Silicosis, a massive fibrosis of the lungs, results from the inhalation of excessive amounts of silica dust. This severe, irreversible, disabling, and often fatal occupational disease can be prevented by dust control. Only free silica causes the disease, which can develop rapidly but is generally chronic and progresses slowly. (Today a relation to cancer is suspected, based on epidemiological and experimental data concerning the relationship between silica exposure and the development of lung cancer.) Silicosis, one of the oldest known occupational diseases, [End Page 132] still occurs. This fact highlights the dichotomy, now as it did in earlier years, between possession of sufficient technological knowledge to prevent the disease and failure to eradicate it. This gap between the hazard of silicosis and effective action to eliminate it is a recurrent feature of the history of silicosis.

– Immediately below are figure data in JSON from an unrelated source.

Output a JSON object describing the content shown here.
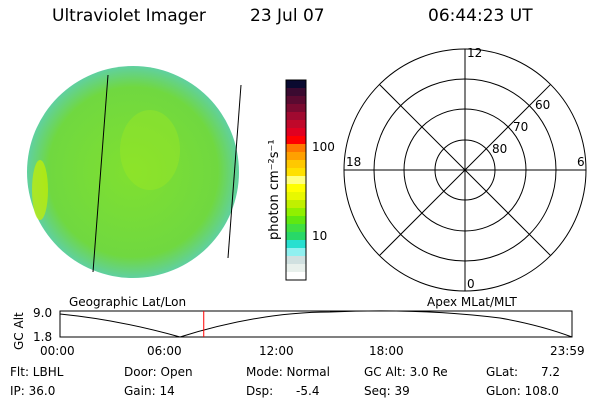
{
  "header": {
    "instrument": "Ultraviolet Imager",
    "date": "23 Jul 07",
    "time": "06:44:23 UT"
  },
  "colorbar": {
    "label": "photon cm⁻²s⁻¹",
    "ticks": [
      "100",
      "10"
    ],
    "colors": [
      "#0a0a30",
      "#3a0a30",
      "#5a0a30",
      "#7a0a30",
      "#a00a30",
      "#c0082a",
      "#e00020",
      "#ff0000",
      "#ff7800",
      "#ffa000",
      "#ffc800",
      "#ffe000",
      "#ffff80",
      "#ffff00",
      "#e8f800",
      "#c0f000",
      "#90f000",
      "#60e810",
      "#40e040",
      "#28d868",
      "#28e0d0",
      "#90f0f0",
      "#d0e0e0",
      "#e8f0ec",
      "#ffffff"
    ]
  },
  "polar": {
    "labels": {
      "top": "12",
      "bottom": "0",
      "left": "18",
      "right": "6"
    },
    "lat_labels": [
      "60",
      "70",
      "80"
    ]
  },
  "map_labels": {
    "left": "Geographic Lat/Lon",
    "right": "Apex MLat/MLT"
  },
  "altitude_plot": {
    "ylabel": "GC Alt",
    "yticks": [
      "9.0",
      "1.8"
    ],
    "xticks": [
      "00:00",
      "06:00",
      "12:00",
      "18:00",
      "23:59"
    ],
    "current_time_marker": "06:44",
    "marker_color": "#ff0000"
  },
  "status": {
    "flt": "Flt: LBHL",
    "ip": "IP: 36.0",
    "door": "Door: Open",
    "gain": "Gain: 14",
    "mode": "Mode: Normal",
    "dsp": "Dsp:      -5.4",
    "gcalt": "GC Alt: 3.0 Re",
    "seq": "Seq: 39",
    "glat": "GLat:      7.2",
    "glon": "GLon: 108.0"
  }
}
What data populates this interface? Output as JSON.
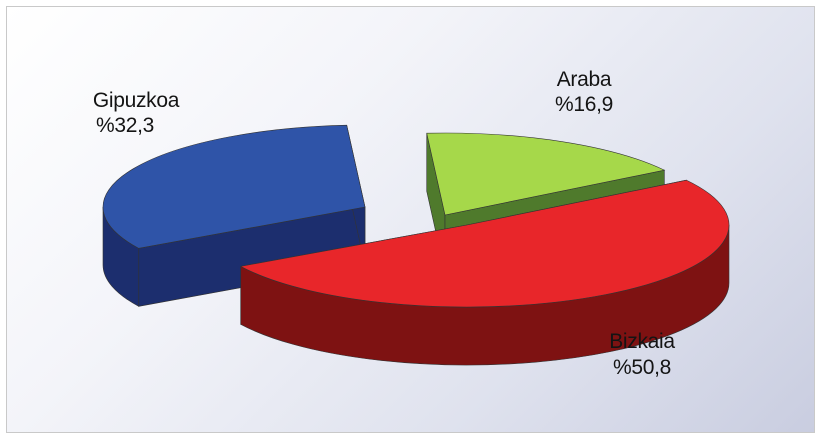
{
  "chart_data": {
    "type": "pie",
    "style": "3d-exploded",
    "title": "",
    "slices": [
      {
        "label": "Araba",
        "value_text": "%16,9",
        "value": 16.9,
        "color": "#a6d84a",
        "side_color": "#4f7a2c"
      },
      {
        "label": "Bizkaia",
        "value_text": "%50,8",
        "value": 50.8,
        "color": "#e8262a",
        "side_color": "#7e1212"
      },
      {
        "label": "Gipuzkoa",
        "value_text": "%32,3",
        "value": 32.3,
        "color": "#2f54a8",
        "side_color": "#1c2e6e"
      }
    ],
    "legend": "none",
    "grid": false
  }
}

In a well-written and carefully researched account of this extraordinary disease, Elaine Katz has brought to the reader much information and an excellent analysis of the cavalier attitude toward the health of miners on the gold fields of the Witwatersrand, South Africa, during the years 1886 (when gold mining began there) to 1910. Shockingly little attention has hitherto been paid to this facet of South African history, notwithstanding the work of the Weldon Commission appointed in 1902 to investigate the causes and extent of this affliction, which identified the cause of the disease and recommended dust elimination by methods still universally applied. In the years under discussion the prevalence, incidence, and rate of silicosis were higher on the Witwatersrand than at any other metalliferous (hardrock) mining center in the world.

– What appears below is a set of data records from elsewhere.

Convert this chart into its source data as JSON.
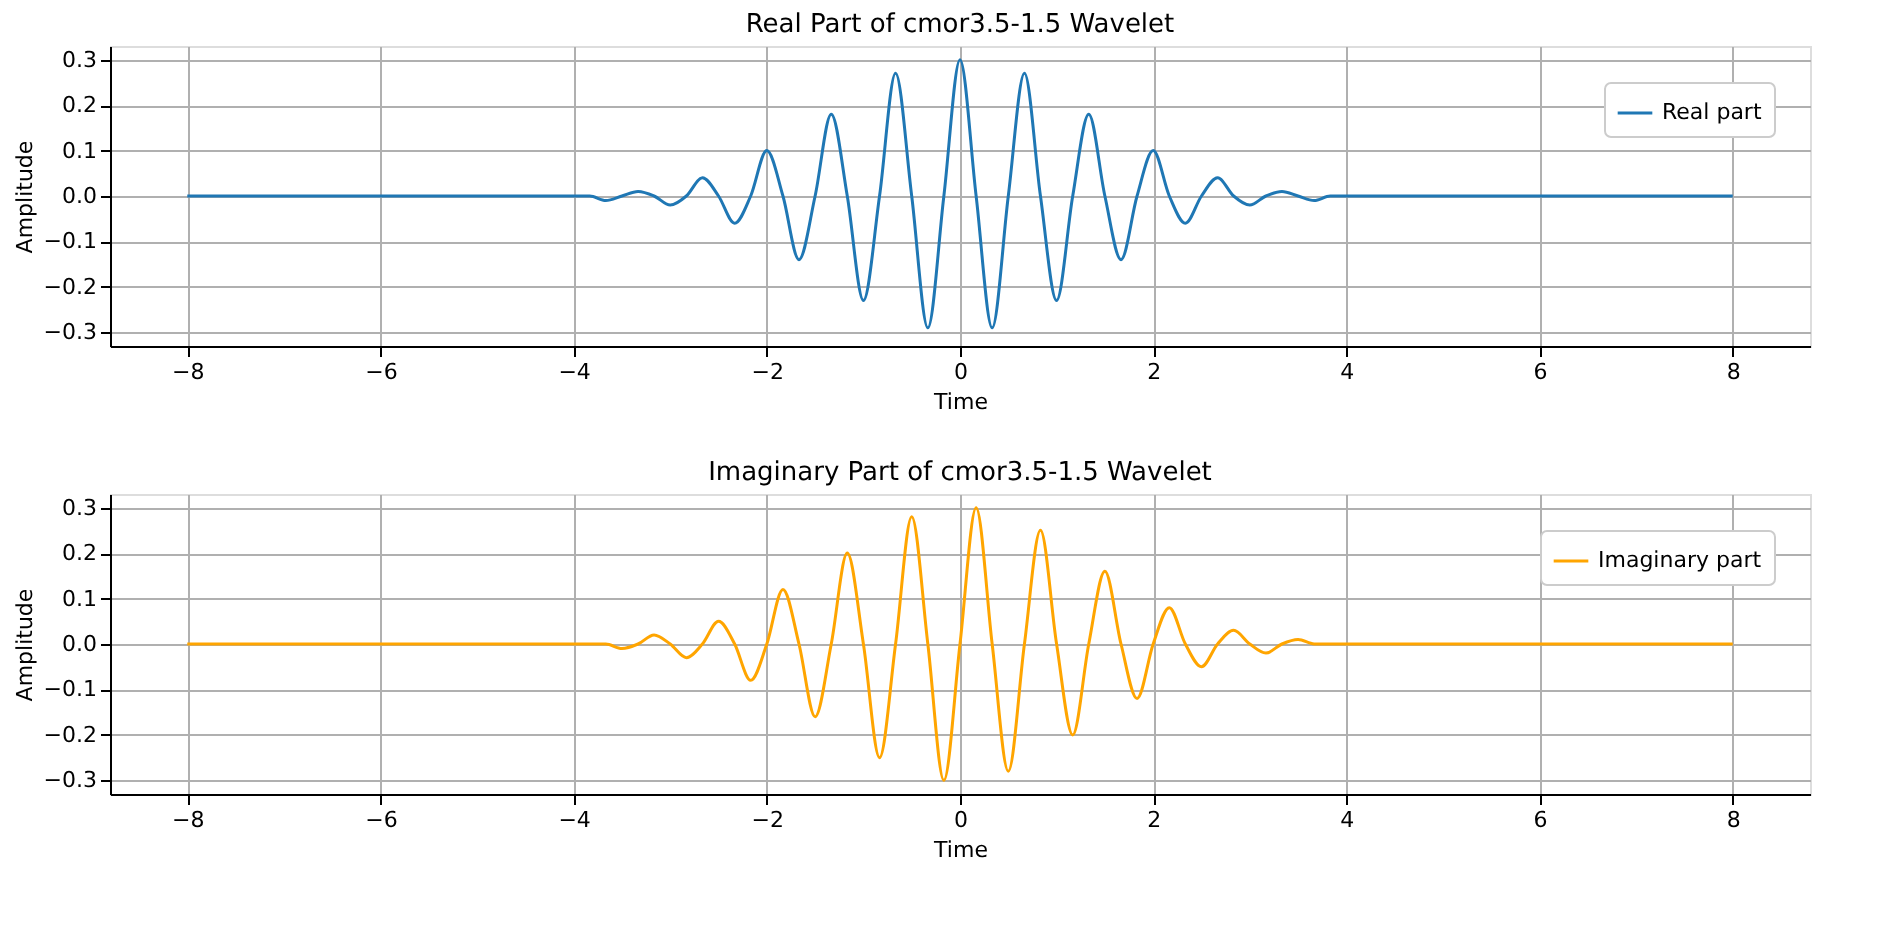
{
  "chart_data": [
    {
      "type": "line",
      "title": "Real Part of cmor3.5-1.5 Wavelet",
      "xlabel": "Time",
      "ylabel": "Amplitude",
      "x": [
        -8,
        -4.5,
        -4.333,
        -4.167,
        -4,
        -3.833,
        -3.667,
        -3.5,
        -3.333,
        -3.167,
        -3,
        -2.833,
        -2.667,
        -2.5,
        -2.333,
        -2.167,
        -2,
        -1.833,
        -1.667,
        -1.5,
        -1.333,
        -1.167,
        -1,
        -0.833,
        -0.667,
        -0.5,
        -0.333,
        -0.167,
        0,
        0.167,
        0.333,
        0.5,
        0.667,
        0.833,
        1,
        1.167,
        1.333,
        1.5,
        1.667,
        1.833,
        2,
        2.167,
        2.333,
        2.5,
        2.667,
        2.833,
        3,
        3.167,
        3.333,
        3.5,
        3.667,
        3.833,
        4,
        4.167,
        4.333,
        4.5,
        8
      ],
      "series": [
        {
          "name": "Real part",
          "color": "#1f77b4",
          "values": [
            0,
            0,
            0,
            0,
            0,
            0,
            -0.01,
            0,
            0.01,
            0,
            -0.02,
            0,
            0.04,
            0,
            -0.06,
            0,
            0.1,
            0,
            -0.14,
            0,
            0.18,
            0,
            -0.23,
            0,
            0.27,
            0,
            -0.29,
            0,
            0.3,
            0,
            -0.29,
            0,
            0.27,
            0,
            -0.23,
            0,
            0.18,
            0,
            -0.14,
            0,
            0.1,
            0,
            -0.06,
            0,
            0.04,
            0,
            -0.02,
            0,
            0.01,
            0,
            -0.01,
            0,
            0,
            0,
            0,
            0,
            0
          ]
        }
      ],
      "xlim": [
        -8.8,
        8.8
      ],
      "xticks": [
        -8,
        -6,
        -4,
        -2,
        0,
        2,
        4,
        6,
        8
      ],
      "ylim": [
        -0.33,
        0.33
      ],
      "yticks": [
        -0.3,
        -0.2,
        -0.1,
        {
          "value": 0,
          "label": "0.0"
        },
        0.1,
        0.2,
        0.3
      ],
      "grid": true,
      "legend": "top right",
      "marker": "none",
      "line_style": "solid"
    },
    {
      "type": "line",
      "title": "Imaginary Part of cmor3.5-1.5 Wavelet",
      "xlabel": "Time",
      "ylabel": "Amplitude",
      "x": [
        -8,
        -4.5,
        -4.333,
        -4.167,
        -4,
        -3.833,
        -3.667,
        -3.5,
        -3.333,
        -3.167,
        -3,
        -2.833,
        -2.667,
        -2.5,
        -2.333,
        -2.167,
        -2,
        -1.833,
        -1.667,
        -1.5,
        -1.333,
        -1.167,
        -1,
        -0.833,
        -0.667,
        -0.5,
        -0.333,
        -0.167,
        0,
        0.167,
        0.333,
        0.5,
        0.667,
        0.833,
        1,
        1.167,
        1.333,
        1.5,
        1.667,
        1.833,
        2,
        2.167,
        2.333,
        2.5,
        2.667,
        2.833,
        3,
        3.167,
        3.333,
        3.5,
        3.667,
        3.833,
        4,
        4.167,
        4.333,
        4.5,
        8
      ],
      "series": [
        {
          "name": "Imaginary part",
          "color": "#ffa500",
          "values": [
            0,
            0,
            0,
            0,
            0,
            0,
            0,
            -0.01,
            0,
            0.02,
            0,
            -0.03,
            0,
            0.05,
            0,
            -0.08,
            0,
            0.12,
            0,
            -0.16,
            0,
            0.2,
            0,
            -0.25,
            0,
            0.28,
            0,
            -0.3,
            0,
            0.3,
            0,
            -0.28,
            0,
            0.25,
            0,
            -0.2,
            0,
            0.16,
            0,
            -0.12,
            0,
            0.08,
            0,
            -0.05,
            0,
            0.03,
            0,
            -0.02,
            0,
            0.01,
            0,
            0,
            0,
            0,
            0,
            0,
            0
          ]
        }
      ],
      "xlim": [
        -8.8,
        8.8
      ],
      "xticks": [
        -8,
        -6,
        -4,
        -2,
        0,
        2,
        4,
        6,
        8
      ],
      "ylim": [
        -0.33,
        0.33
      ],
      "yticks": [
        -0.3,
        -0.2,
        -0.1,
        {
          "value": 0,
          "label": "0.0"
        },
        0.1,
        0.2,
        0.3
      ],
      "grid": true,
      "legend": "top right",
      "marker": "none",
      "line_style": "solid"
    }
  ]
}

Early in the book Katz states her intent to remedy the striking lack of attention paid to the part of Rand’s social history that focuses on the health of miners. Contrary to what she refers to as conventional wisdom—namely, that the miners’ own carelessness caused their illness, that the disease was not preventable, or that technology alone caused excessive disease—she focuses on a number of other issues to explain the failure to prevent silicosis. The trivialization of the disease leading to failure to prevent it was the consequence of a combination of vested interests and greed. Technology created more dust, but the decisive factor in the growing incidence and severity of silicosis was the labor practices peculiar to the Witwatersrand gold mines, which elevated dust levels. Control of silicosis had a low priority for the Randlords. Public indifference, together with pressure exerted by the Randlords (direct and indirect), encouraged mining practices that were detrimental to health and safety. Given the state of medical knowledge about silicosis and its prevention, physicians’ denial of responsibility for high disease rates was reprehensible. This denial resulted in excessive dust levels.
Katz informs the reader about the medical, economic, social, and political context in which silicosis developed that led to failure to prevent it. I particularly appreciate the author’s understanding of the disease silicosis. While exploring the response to silicosis by the entire community—the state, the medical profession, the industrialists, the press, and the mine workers—she presents a history of greed, indifference, and apathy. This is a well-written book that is worth reading. There are too few accounts of the social impact and response to occupational disease—and fewer balanced accounts.